If we talk about children in small towns, such as Toguchin, then the situation there is complicated by the fact that information about the inhabitants spreads around the city instantly - according to the principle "everyone knows everything about everyone." In addition, in small towns there are much fewer cultural facilities in the form of theaters, schools of aesthetic development, and so on, which means that it is more difficult for people to develop morality and patience with each other, Leona Ovchinnikova believes. nine0003

“Since the 1990s, many people have been living under the slogan: “We don't need anything that is different from us,” she explains.

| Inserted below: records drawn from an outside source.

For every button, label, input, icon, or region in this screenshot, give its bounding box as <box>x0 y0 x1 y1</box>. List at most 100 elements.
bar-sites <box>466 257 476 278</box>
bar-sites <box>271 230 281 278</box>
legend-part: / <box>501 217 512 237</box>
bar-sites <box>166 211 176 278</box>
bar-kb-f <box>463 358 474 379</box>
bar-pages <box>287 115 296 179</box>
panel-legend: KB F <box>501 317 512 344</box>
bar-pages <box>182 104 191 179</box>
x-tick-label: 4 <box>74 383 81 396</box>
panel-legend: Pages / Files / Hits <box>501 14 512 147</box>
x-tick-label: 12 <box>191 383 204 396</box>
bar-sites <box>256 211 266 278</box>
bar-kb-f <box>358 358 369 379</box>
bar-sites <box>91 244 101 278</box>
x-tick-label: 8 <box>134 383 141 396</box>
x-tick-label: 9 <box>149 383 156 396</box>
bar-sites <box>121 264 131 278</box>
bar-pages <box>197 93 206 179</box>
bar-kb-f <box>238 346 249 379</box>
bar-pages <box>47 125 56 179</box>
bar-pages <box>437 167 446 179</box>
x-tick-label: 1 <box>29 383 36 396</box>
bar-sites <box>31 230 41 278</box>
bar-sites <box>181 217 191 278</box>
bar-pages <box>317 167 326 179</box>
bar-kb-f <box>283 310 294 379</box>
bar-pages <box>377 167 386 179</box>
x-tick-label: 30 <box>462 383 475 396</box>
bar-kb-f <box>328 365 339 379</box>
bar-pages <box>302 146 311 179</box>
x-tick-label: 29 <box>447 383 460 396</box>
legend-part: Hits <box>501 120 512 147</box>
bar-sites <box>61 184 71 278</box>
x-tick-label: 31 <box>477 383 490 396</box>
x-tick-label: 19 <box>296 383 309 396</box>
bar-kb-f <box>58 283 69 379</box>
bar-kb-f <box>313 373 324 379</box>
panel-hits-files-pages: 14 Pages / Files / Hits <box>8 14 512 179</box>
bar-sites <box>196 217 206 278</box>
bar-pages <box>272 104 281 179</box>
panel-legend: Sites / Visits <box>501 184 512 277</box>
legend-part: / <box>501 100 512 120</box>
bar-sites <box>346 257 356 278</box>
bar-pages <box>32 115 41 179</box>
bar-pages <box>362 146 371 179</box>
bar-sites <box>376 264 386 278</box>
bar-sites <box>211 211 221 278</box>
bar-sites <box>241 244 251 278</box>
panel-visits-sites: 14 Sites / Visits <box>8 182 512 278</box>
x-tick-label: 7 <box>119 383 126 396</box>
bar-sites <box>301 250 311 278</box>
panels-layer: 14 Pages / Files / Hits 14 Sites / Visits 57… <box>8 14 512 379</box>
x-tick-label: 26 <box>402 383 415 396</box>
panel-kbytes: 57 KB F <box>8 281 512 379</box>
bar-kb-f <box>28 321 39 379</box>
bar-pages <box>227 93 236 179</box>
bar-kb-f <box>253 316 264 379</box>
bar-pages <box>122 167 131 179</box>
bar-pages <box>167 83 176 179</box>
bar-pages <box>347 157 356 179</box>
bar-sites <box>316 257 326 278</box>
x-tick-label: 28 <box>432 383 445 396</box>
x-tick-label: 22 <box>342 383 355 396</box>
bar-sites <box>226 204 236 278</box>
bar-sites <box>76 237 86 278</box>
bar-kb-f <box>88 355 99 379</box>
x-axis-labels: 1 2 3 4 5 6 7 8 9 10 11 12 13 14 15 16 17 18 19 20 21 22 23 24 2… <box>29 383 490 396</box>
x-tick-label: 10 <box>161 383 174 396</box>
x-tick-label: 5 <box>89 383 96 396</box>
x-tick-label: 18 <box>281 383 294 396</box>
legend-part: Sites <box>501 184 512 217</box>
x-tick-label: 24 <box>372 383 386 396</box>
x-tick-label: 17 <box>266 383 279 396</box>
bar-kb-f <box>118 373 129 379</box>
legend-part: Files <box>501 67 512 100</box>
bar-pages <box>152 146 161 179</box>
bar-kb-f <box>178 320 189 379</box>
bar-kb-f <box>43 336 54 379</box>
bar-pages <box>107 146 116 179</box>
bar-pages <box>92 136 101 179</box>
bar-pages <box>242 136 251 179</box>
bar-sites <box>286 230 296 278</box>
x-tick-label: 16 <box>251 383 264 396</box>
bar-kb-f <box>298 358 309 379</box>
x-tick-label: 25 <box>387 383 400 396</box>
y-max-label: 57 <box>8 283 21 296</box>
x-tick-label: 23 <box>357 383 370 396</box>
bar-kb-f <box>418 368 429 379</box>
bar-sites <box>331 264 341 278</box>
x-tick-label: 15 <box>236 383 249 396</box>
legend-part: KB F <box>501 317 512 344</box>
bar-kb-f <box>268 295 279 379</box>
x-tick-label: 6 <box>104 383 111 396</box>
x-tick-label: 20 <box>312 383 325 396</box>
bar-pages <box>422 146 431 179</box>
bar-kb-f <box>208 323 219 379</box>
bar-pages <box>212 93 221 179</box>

The psychologist commented on the situation with Nadezhda's son from the Novosibirsk region. In her opinion, in this case, the family will not be able to defeat the community of parents and teachers.

“Of course, I don't know the social and financial possibilities of the family, but in this situation I would advise you to leave the city and change your surname, because first of all it is necessary to save the child. If this story happened in a big city, then the family could simply move to another area, but in a town with 20 thousand people, no one will forget who the father is the boy, ”the interlocutor states with regret. nine0003

At the same time, the psychologist believes that the only way for Nadezhda to pull the situation over herself is to appeal to the general public through the media.

The expert is sure that high-quality work of psychologists will help to avoid bullying in schools, in particular in small towns.

According to her, now school psychologists are focusing on optimizing the educational process, while schools also need “a different kind of psychologists who deal with problems of interpersonal relationships in the classroom.” Such specialists will help to work through the difficulties between children, between children and teachers, between children and parents. nine0003

As for bullying by peers, it largely comes from our social expectations and perceptions. As the psychologist noted, in the 90s, when social stratification in society intensified, children in schools began to notice that they were brought up in different families: some parents were successful, others lost their jobs and often started drinking.

“Such families became dysfunctional, and children became socially neglected. Twenty years have passed, but the situation has not improved: on the contrary, an unfriendly attitude towards children from financially disadvantaged families has strengthened, and their persecution remains not punishable, because it seems to people that a child from a difficult family is a priori worse than their peers, ”notes Leona Ovchinnikova.